Le Parlement ukrainien a encore versé de l'huile sur le feu en avril en accordant à ses membres le statut de "combattants pour l'indépendance de l'Ukraine".

Glorifiés dans l'Ouest comme des héros de l'indépendance, ces nationalistes sont honnis dans l'est du pays et en Russie qui les considère comme des collaborateurs nazis.

Lors de la Seconde Guerre mondiale, une partie d'entre eux ont en effet tout d'abord salué l'invasion allemande, synonyme à leurs yeux de libération des Soviétiques.

Les historiens accusent les combattants nationalistes d'avoir alors été d'actifs collaborateurs du régime nazi et d'avoir organisé des opérations de nettoyage ethnique, notamment contre les Polonais. Mais l'UPA s'est ensuite retournée contre les nazis, et a combattu à la fois les Allemands et l'Armée Rouge.

Alors que l'est de l'Ukraine est le théâtre d'un conflit armé opposant l'armée et les rebelles prorusses et qui a fait plus de 6.000 morts en un an, la décision du Parlement, qui a également adopté des lois interdisant toute "propagande communiste et nazie" et les symboles de ces idéologies, a ravivé les tensions.

- Division SS "Galicie" -

Pour Oles, cette nouvelle reconnaissance arrive surtout bien tard, peu d'anciens combattants de l'UPA étant encore en vie. "On est des guerriers, des combattants, des patriotes, des gens fiers et on n'a jamais demandé la compassion de notre ennemi", lance cet homme moustachu, débordant d'énergie malgré son grand âge.

"Mais cela reste un évènement très important pour nos descendants, pour que nos enfants, nos petits-enfants ne puissent jamais dire qu'on était des bandits", ajoute-t-il, depuis son appartement à Lviv où sont accrochés côte à côte des portraits de Stepan Bandera et de Roman Choukhevytch, deux leaders nationalistes.

Le vieil homme ne cache en rien son implication dans le régime nazi. Dès 1943, à 18 ans, il s'engage auprès des nazis et intègre ensuite la division SS "Galicie", une branche composée d'Ukrainiens.

"On y est allé pour s'entraîner. Mais on savait déjà à ce moment là que l'Allemagne allait perdre. On le savait dès la bataille de Stalingrad", une grande défaite de l'armée allemande, dit-il, justifiant sa décision.

Il souhaitait apprendre les tactiques de la guerre, afin de repousser plus tard les forces soviétiques dans les rangs de l'UPA, assure Oles.

Dans le cadre du pacte Molotov-Ribbentrop conclu avec l'Allemagne nazie, l'URSS a envahi en 1939 la partie orientale de la Pologne, dont les régions occidentales ukrainiennes faisaient alors partie, avant de se retirer deux ans plus tard face à l'avancée des troupes allemandes.

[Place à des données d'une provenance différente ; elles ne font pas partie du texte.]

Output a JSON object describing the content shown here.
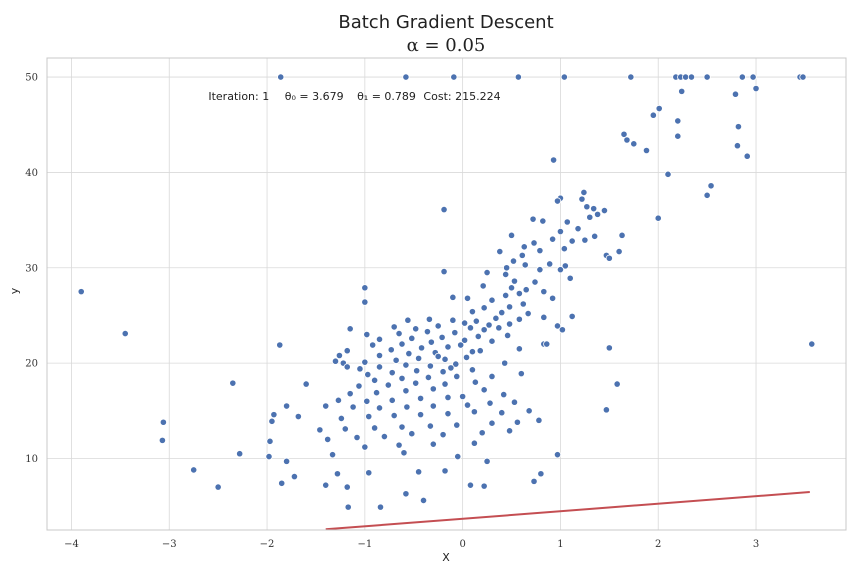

Lorsque les Soviétiques sont "arrivés, on croyait vraiment que nos frères étaient venus nous libérer de la Pologne", se souvient Oles.

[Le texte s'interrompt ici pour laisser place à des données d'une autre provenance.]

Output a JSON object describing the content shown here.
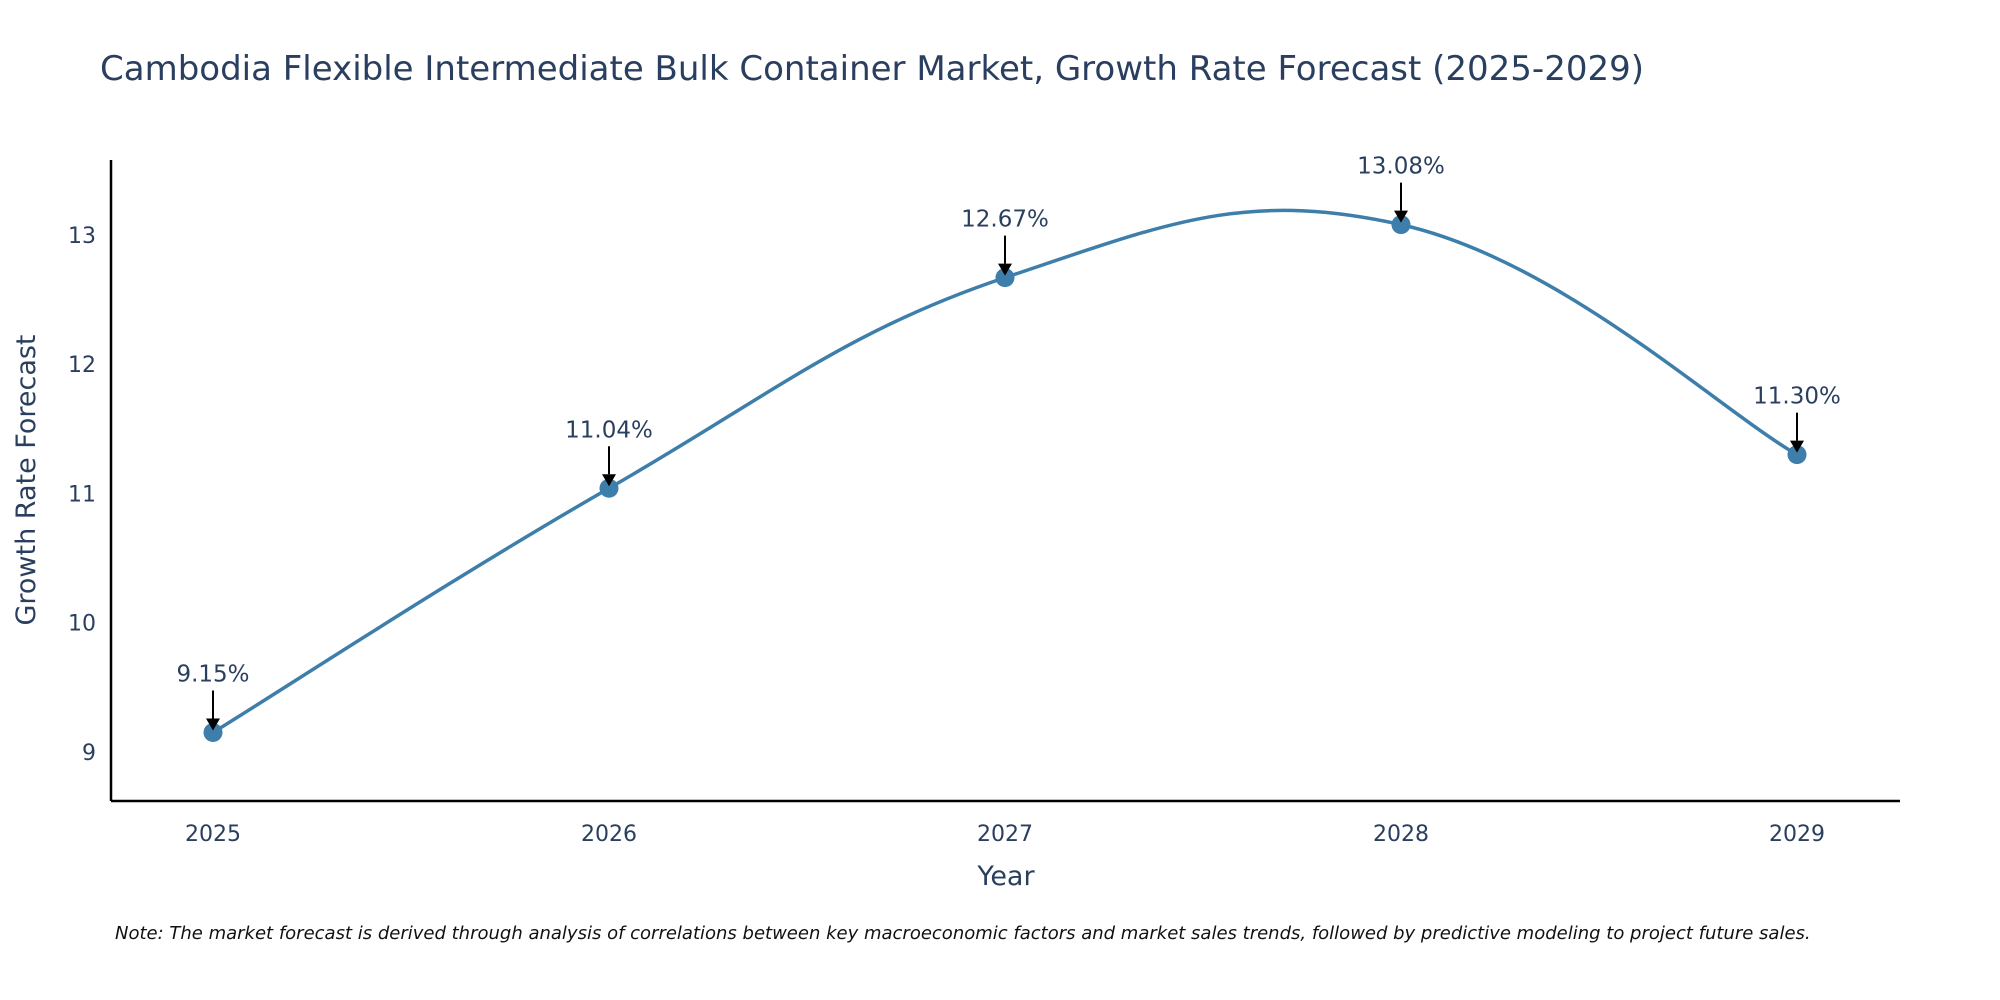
{
  "chart_data": {
    "type": "line",
    "title": "Cambodia Flexible Intermediate Bulk Container Market, Growth Rate Forecast (2025-2029)",
    "xlabel": "Year",
    "ylabel": "Growth Rate Forecast",
    "categories": [
      "2025",
      "2026",
      "2027",
      "2028",
      "2029"
    ],
    "values": [
      9.15,
      11.04,
      12.67,
      13.08,
      11.3
    ],
    "data_labels": [
      "9.15%",
      "11.04%",
      "12.67%",
      "13.08%",
      "11.30%"
    ],
    "y_ticks": [
      9,
      10,
      11,
      12,
      13
    ],
    "y_tick_labels": [
      "9",
      "10",
      "11",
      "12",
      "13"
    ],
    "ylim": [
      8.62,
      13.58
    ],
    "grid": false,
    "line_color": "#3d7eaa",
    "marker_color": "#3d7eaa",
    "note": "Note: The market forecast is derived through analysis of correlations between key macroeconomic factors and market sales trends, followed by predictive modeling to project future sales."
  }
}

Mais les répressions soviétiques qui ont débuté aussitôt contre des centaines de milliers de résidents locaux ont vite changé les esprits. Or "quand les Allemands sont arrivés, on a aussi vu en eux des libérateurs", dit Oles.

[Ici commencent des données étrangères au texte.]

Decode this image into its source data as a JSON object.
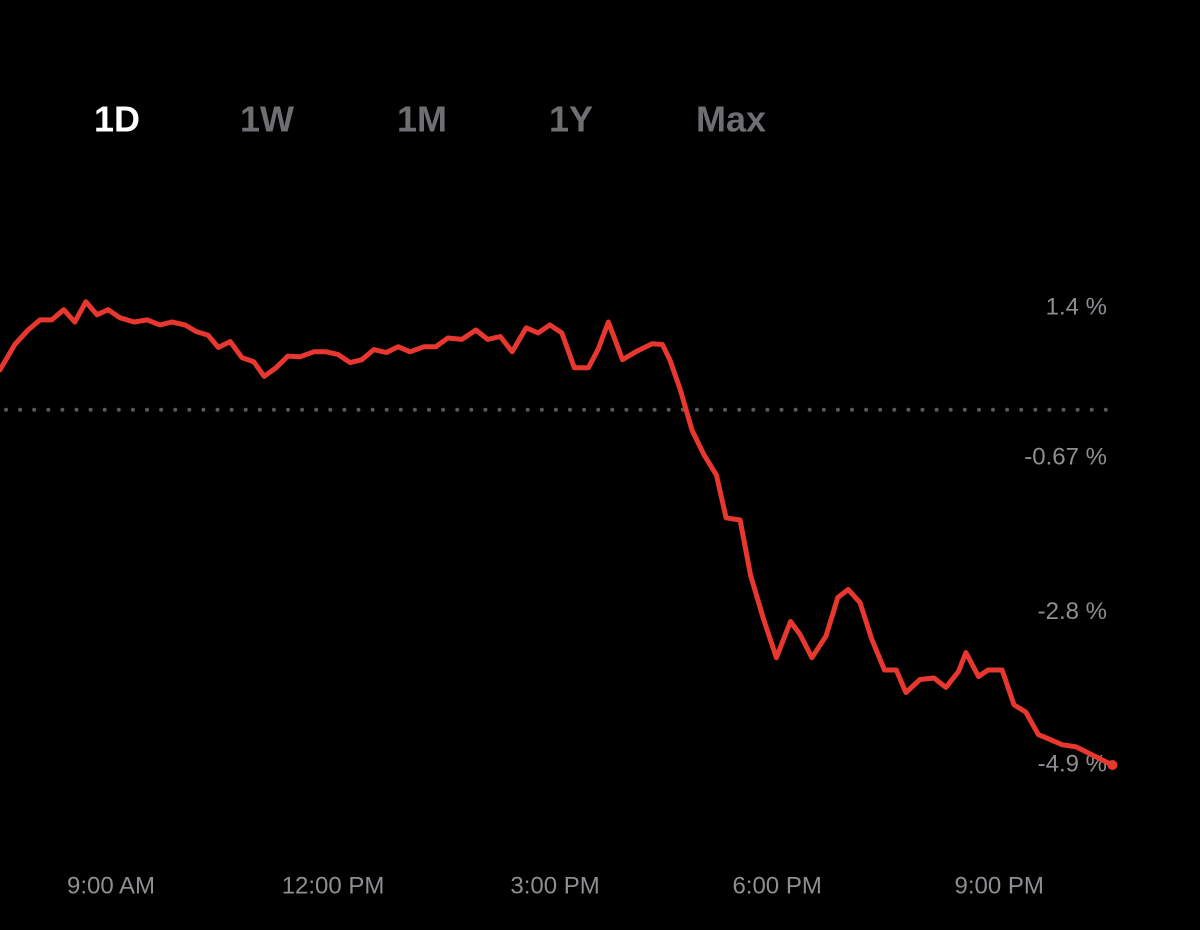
{
  "tabs": {
    "items": [
      "1D",
      "1W",
      "1M",
      "1Y",
      "Max"
    ],
    "active": 0
  },
  "chart_data": {
    "type": "line",
    "x": [
      7.5,
      7.7,
      7.88,
      8.04,
      8.2,
      8.36,
      8.51,
      8.66,
      8.81,
      8.96,
      9.12,
      9.31,
      9.49,
      9.66,
      9.82,
      10.0,
      10.15,
      10.31,
      10.45,
      10.61,
      10.77,
      10.93,
      11.07,
      11.23,
      11.39,
      11.55,
      11.74,
      11.91,
      12.07,
      12.23,
      12.39,
      12.55,
      12.72,
      12.88,
      13.04,
      13.23,
      13.39,
      13.55,
      13.74,
      13.93,
      14.09,
      14.26,
      14.42,
      14.61,
      14.77,
      14.93,
      15.09,
      15.26,
      15.45,
      15.58,
      15.72,
      15.91,
      16.09,
      16.31,
      16.45,
      16.55,
      16.69,
      16.85,
      17.01,
      17.18,
      17.31,
      17.5,
      17.64,
      17.82,
      17.99,
      18.18,
      18.31,
      18.47,
      18.66,
      18.82,
      18.96,
      19.12,
      19.28,
      19.45,
      19.61,
      19.74,
      19.93,
      20.12,
      20.28,
      20.45,
      20.55,
      20.72,
      20.85,
      21.04,
      21.2,
      21.36,
      21.53,
      21.69,
      21.85,
      22.04,
      22.53
    ],
    "series": [
      {
        "color": "#e8372f",
        "values": [
          0.55,
          0.9,
          1.1,
          1.24,
          1.24,
          1.38,
          1.21,
          1.49,
          1.31,
          1.38,
          1.27,
          1.21,
          1.24,
          1.17,
          1.21,
          1.17,
          1.08,
          1.03,
          0.86,
          0.94,
          0.72,
          0.66,
          0.46,
          0.58,
          0.74,
          0.73,
          0.8,
          0.8,
          0.76,
          0.65,
          0.69,
          0.83,
          0.79,
          0.87,
          0.8,
          0.87,
          0.87,
          0.99,
          0.97,
          1.1,
          0.97,
          1.01,
          0.8,
          1.13,
          1.06,
          1.17,
          1.06,
          0.58,
          0.58,
          0.83,
          1.21,
          0.69,
          0.8,
          0.91,
          0.9,
          0.69,
          0.28,
          -0.28,
          -0.62,
          -0.9,
          -1.49,
          -1.52,
          -2.28,
          -2.9,
          -3.42,
          -2.92,
          -3.1,
          -3.42,
          -3.12,
          -2.59,
          -2.48,
          -2.66,
          -3.17,
          -3.59,
          -3.59,
          -3.9,
          -3.72,
          -3.7,
          -3.83,
          -3.61,
          -3.35,
          -3.68,
          -3.59,
          -3.59,
          -4.07,
          -4.17,
          -4.48,
          -4.55,
          -4.62,
          -4.65,
          -4.9
        ]
      }
    ],
    "xlim": [
      7.5,
      22.7
    ],
    "ylim": [
      -6.5,
      3.5
    ],
    "xticks": [
      {
        "value": 9,
        "label": "9:00 AM"
      },
      {
        "value": 12,
        "label": "12:00 PM"
      },
      {
        "value": 15,
        "label": "3:00 PM"
      },
      {
        "value": 18,
        "label": "6:00 PM"
      },
      {
        "value": 21,
        "label": "9:00 PM"
      }
    ],
    "yticks": [
      {
        "value": 1.4,
        "label": "1.4 %"
      },
      {
        "value": -0.67,
        "label": "-0.67 %"
      },
      {
        "value": -2.8,
        "label": "-2.8 %"
      },
      {
        "value": -4.9,
        "label": "-4.9 %"
      }
    ],
    "reference_line": 0
  }
}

Beaucoup d'Ukrainiens de l'Ouest se rappelaient aussi de l'époque, avant l'occupation polonaise, où cette région faisait partie de l'Empire austro-hongrois, plus favorable aux aspirations nationales ukrainiennes, ajoute-il.

En septembre 1945, Oles est blessé dans des combats et livré aux forces soviétiques. Il est condamné à 15 ans de camp à Norilsk, une région du grand Nord russe. Il est cependant libéré en 1956, grâce au "dégel" de Khrouchtchev.

Pour la plupart des habitants de l'Ouest de l'Ukraine, la nouvelle loi, qui doit encore être promulguée par le président Petro Porochenko, ne fait que rendre "justice" aux "gens qui se sont battus pour un état ukrainien démocratique (...) et sont morts pour cet état", résume le chercheur Igor Derevianïi à Lviv.